秦風啞然失笑。
京城胡同巷子,酒樓茶肆,有很多這樣擺棋局的“商人”。
之所以說他們是商人,就是因為他們以此為牟利手段,說互相切磋之類的,也不過還是冠冕堂皇的話罷了,他們的最終目的還是為了賺錢。
但秦風沒有想到,這個人拉“生意”居然拉到了茶館裏來了。
他正想拒絕,但當他抬起頭來看著老人的時候,卻明顯一愣。
這是一個大約年紀在六十多歲的老者,頭發還沒有徹底變白,但他的眼睛給人一種奇怪的感覺,那雙眼睛太神奇了,清澈,幹淨。都說眼睛是人類心靈的窗戶,而老者現在就正是給人這樣的感覺,明明讓你覺得他是個老人,但看著卻又像是中年人,甚至是年輕人!
仿佛有一種獨特的魔力,讓你對自己的判斷產生過懷疑。
秦風也被他影響到了,竟是忘記了將老者給趕走。
“小友?小友?”
老者連續叫了幾聲之後,秦風才恍然回過神來,然後看向了棋盤。
隻見棋盤上的黑子已經陷入了死地,“將軍”被紅子的車以及馬包圍了,餘下一顆士正在苦苦支撐,而黑子隻有過了河的一顆士兵,以及一個炮,對麵則是兩象一士,怎麼看都是必死之局。
秦風眉頭緊鎖,道:“老人家,幹嘛讓我來解殘局,我對象棋並不是太了解。”
老者兩邊的八字眉微微施展,微笑道:“就是曉得你不了解,所以才找你來解。”
“有病嗎?”秦風本來還想保持幾分客氣,但聽到這句話頓時沒好氣地說道:“想找冤大頭賺錢,去其他地方,別煩我。”
“小友,我可不賺錢。”老者神秘一笑,然後指著棋盤上的黑子,道:“你未來的處境,就像是這個黑子的‘將’一樣,能不能解,你現在不妨試一試。”
“現在又充當神棍了?”秦風聽他說得玄乎,卻是一點不相信,冷冷一笑,道:“老人家,去其他地方吧,我要回家睡覺了。”
“小友你都睡了一天時間了,還睡?”老者瞪大了眼,道:“有句老話說得好,生前何必久睡,死後自會長眠。

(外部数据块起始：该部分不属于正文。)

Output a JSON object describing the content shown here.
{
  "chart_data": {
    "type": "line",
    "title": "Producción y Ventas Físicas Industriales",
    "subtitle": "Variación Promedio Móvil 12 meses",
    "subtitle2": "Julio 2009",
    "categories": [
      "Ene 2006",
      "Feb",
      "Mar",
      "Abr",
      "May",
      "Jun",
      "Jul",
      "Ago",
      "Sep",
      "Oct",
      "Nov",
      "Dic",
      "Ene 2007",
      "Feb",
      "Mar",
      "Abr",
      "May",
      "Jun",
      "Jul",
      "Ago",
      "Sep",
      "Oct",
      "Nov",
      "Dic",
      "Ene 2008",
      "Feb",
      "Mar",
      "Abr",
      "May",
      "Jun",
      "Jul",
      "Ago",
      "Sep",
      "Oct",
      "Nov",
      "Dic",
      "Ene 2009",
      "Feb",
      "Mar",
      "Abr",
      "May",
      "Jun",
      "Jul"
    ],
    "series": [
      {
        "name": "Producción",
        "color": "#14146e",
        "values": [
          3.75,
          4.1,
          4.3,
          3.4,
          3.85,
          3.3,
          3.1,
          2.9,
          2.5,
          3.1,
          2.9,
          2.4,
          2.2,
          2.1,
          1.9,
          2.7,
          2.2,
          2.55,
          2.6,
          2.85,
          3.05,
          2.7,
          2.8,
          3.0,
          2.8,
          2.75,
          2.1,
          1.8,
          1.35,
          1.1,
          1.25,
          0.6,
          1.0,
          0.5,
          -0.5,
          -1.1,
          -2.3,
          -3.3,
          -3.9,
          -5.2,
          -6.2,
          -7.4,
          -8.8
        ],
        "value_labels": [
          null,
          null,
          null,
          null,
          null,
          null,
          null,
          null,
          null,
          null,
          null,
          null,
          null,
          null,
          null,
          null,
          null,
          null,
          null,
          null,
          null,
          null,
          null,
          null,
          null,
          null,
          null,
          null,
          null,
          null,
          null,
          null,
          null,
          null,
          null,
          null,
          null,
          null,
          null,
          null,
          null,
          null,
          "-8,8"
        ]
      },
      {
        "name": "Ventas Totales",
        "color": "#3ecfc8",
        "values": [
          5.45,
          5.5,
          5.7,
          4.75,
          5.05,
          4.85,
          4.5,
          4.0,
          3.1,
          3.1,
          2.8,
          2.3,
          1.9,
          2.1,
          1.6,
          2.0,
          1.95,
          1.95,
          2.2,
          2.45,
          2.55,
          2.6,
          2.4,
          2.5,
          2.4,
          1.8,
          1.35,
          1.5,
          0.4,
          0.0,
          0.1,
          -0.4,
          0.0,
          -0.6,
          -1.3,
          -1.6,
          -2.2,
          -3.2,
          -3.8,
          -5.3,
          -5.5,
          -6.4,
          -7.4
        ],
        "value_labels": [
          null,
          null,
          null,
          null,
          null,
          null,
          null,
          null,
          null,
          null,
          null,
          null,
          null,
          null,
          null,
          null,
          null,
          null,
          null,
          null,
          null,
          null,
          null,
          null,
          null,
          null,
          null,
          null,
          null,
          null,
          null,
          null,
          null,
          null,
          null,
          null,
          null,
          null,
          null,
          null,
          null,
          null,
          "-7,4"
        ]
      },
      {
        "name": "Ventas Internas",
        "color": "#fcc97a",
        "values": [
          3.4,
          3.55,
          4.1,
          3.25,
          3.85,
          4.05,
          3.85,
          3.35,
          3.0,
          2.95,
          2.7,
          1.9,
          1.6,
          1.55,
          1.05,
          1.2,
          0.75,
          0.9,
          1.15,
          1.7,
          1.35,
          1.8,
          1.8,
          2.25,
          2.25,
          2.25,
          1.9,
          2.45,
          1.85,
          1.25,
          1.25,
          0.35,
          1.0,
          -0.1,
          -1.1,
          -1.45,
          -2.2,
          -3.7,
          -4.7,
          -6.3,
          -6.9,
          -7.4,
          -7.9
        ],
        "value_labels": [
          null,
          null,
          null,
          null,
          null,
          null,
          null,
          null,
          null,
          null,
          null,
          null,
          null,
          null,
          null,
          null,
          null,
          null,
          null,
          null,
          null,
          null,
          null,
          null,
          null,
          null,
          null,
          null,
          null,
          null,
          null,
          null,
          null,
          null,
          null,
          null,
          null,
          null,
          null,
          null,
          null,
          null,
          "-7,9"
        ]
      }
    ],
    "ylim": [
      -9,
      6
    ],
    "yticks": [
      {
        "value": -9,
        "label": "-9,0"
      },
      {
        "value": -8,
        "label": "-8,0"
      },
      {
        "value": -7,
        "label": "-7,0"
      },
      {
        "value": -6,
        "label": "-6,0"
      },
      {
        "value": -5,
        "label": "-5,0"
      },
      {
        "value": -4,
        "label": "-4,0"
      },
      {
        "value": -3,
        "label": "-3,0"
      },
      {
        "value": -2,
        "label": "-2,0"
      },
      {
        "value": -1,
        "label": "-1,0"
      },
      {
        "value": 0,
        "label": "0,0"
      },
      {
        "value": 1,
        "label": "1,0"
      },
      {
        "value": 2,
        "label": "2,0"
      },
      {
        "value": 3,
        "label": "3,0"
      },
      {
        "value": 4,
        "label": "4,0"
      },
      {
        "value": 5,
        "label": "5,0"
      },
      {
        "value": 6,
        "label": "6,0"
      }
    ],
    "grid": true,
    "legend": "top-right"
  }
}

”
“說的這是什麼話!”秦風忍住了想抽這個老頭兩耳光的舉動,然後起身卻像是想起了什麼,冷冷道:“你跟蹤我?觀察我?”
“我可不是有心的。”老者淡淡一笑,道:“我剛才就坐在那邊的角落,看著小友呼呼大睡了一整天,如今你醒了,我方才過來。”
秦風順著老者所指的方向看去,隻見那裏是老茶館的角落,如今因為天色漸晚還搭起了一個煤油燈。說實話,秦風來的時候還真沒注意到這個老者,但不管他說的是真的還是假的,秦風都沒有打算再搭理了。
從懷裏拿出了兩張紅鈔票,秦風放在了桌上,道:“老先生,這算是你一天的收成了,別煩我去找其他人吧,我走了。”
說完之後,秦風就朝著茶館大門走去。
隻是在剛剛快要踏出去的時候,老者又開口道:“小友,當真不陪我下完這個殘局嗎?說不定你的事情還有轉機呢!”
秦風頭也不回,舉起手來擺了擺,道:“老先生,你還是去忽悠別人吧,我就免了。”
離開了酒館,走在街上。秦風並未將剛才老者的事情放在心上,雖然那老家夥神神秘秘的,說話也神神叨叨的,但市井中有太多這樣的神棍了。
隨便吃了一碗麵,秦風就回到了公寓裏。
而此刻,在秦風所居住的小區大門口。大概是有三十多個人,將小區的大門幾乎是封堵住了。
這群人一看就不是什麼好東西,個個身上都有紋身的之類的,凶神惡煞中透著一股彪悍的煞氣。而四周的人都是繞道而行,唯恐被這群人給盯上惹上不必要的麻煩。
如今小區的保安正在和他們這群人進行交涉,但保安們也不敢趕人,因為他們也怕,所以隻能給上麵打電話。
而物業公司的經理也很快來了,這裏屬於高檔小區,實力背景都異常雄厚,敢來這裏找事的人不多。所以經理走路帶風,自有一番威勢。但當他走到了門口的時候,才發現門口站在的那群人有一個身穿白色短袖的年輕男子。